Prep 0 mins
Cook 5 mins
Recipe was from Vegetarian times in 1998. Note Leftover Amaranth does not keep.
- 1⁄4 cup amaranth
- 2 tablespoons water or 2 tablespoons broth or 2 tablespoons vegetable oil
- 3 -4 cups shredded white cabbage
- 2 small leeks, white part, thinly sliced
- 1 medium yellow bell pepper, seeded and shredded
- 1 tablespoon fresh lemon juice
- 2 tablespoons Braggs liquid aminos or 2 tablespoons soy sauce
- To pop amaranth: Place heavy small skillet over high heat until very hot.

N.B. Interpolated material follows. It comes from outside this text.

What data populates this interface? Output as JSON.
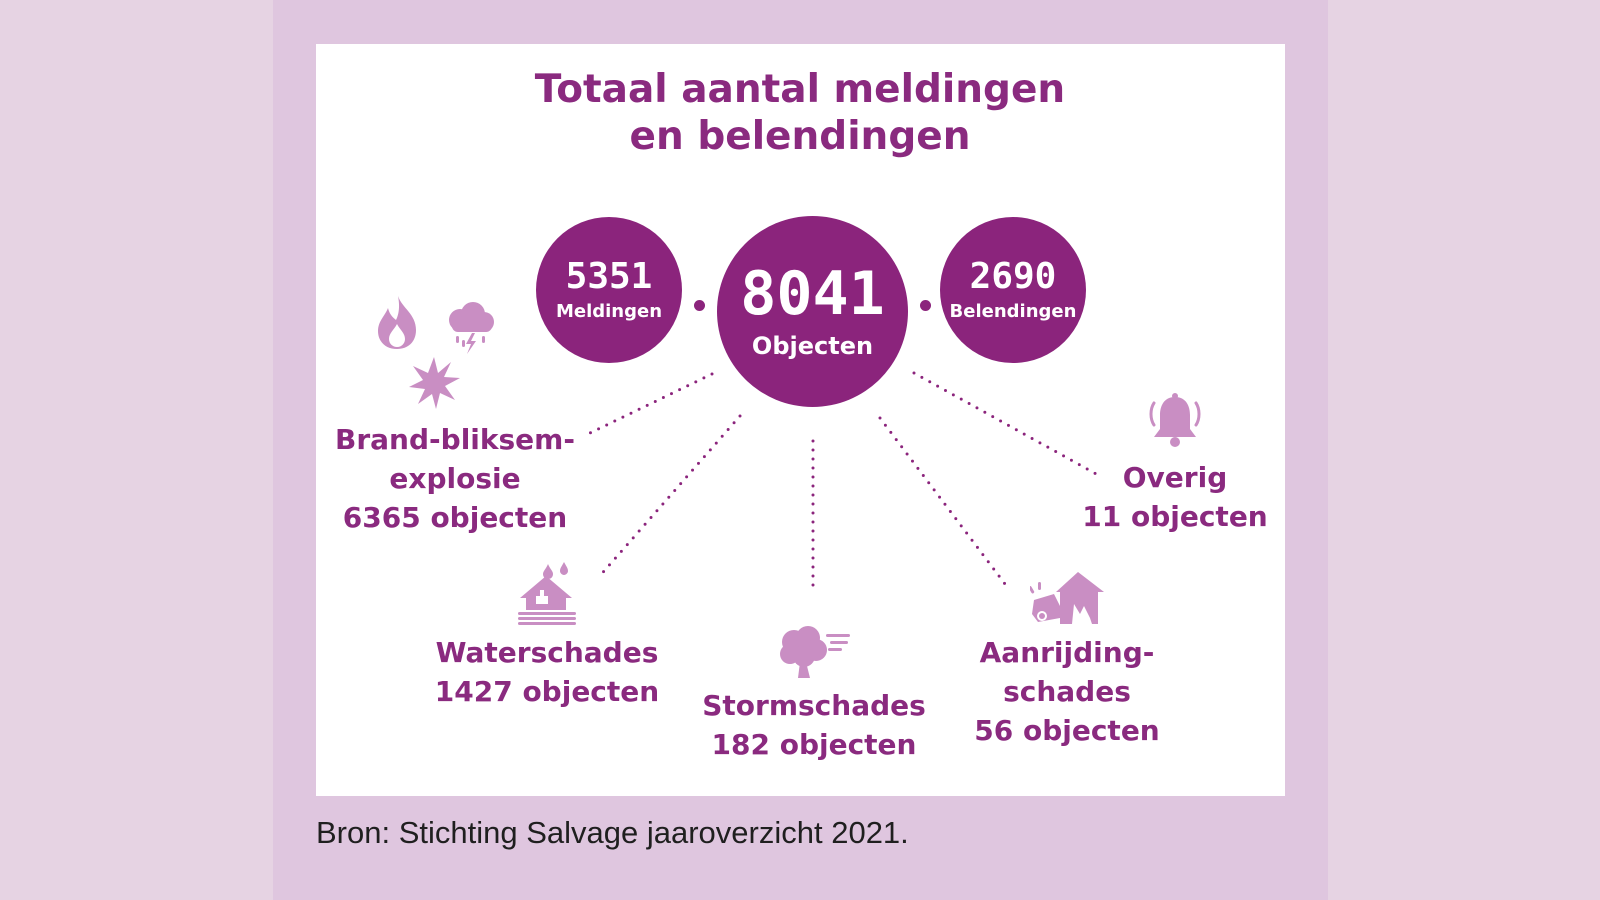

- Add 1 tablespoon of amaranth and cook, stirring constantly with a wooden spoon, for 10 to 15 seconds or until most of the seeds have popped and turned white. Remove and set aside. Do the next tablespoon. Do this one tbsp at a time.
- Heat a wok over med high heat. Use water, broth or oil.
- Add cabbage, leeks and bell pepper and cook, stirring constantly, just until wilted, about 3 minutes.
- Remove from heat, stir in the Braggs and sprinkle with lemon juice. Transfer to warm serving dish and sprinkle with popped amaranth. Serve right away.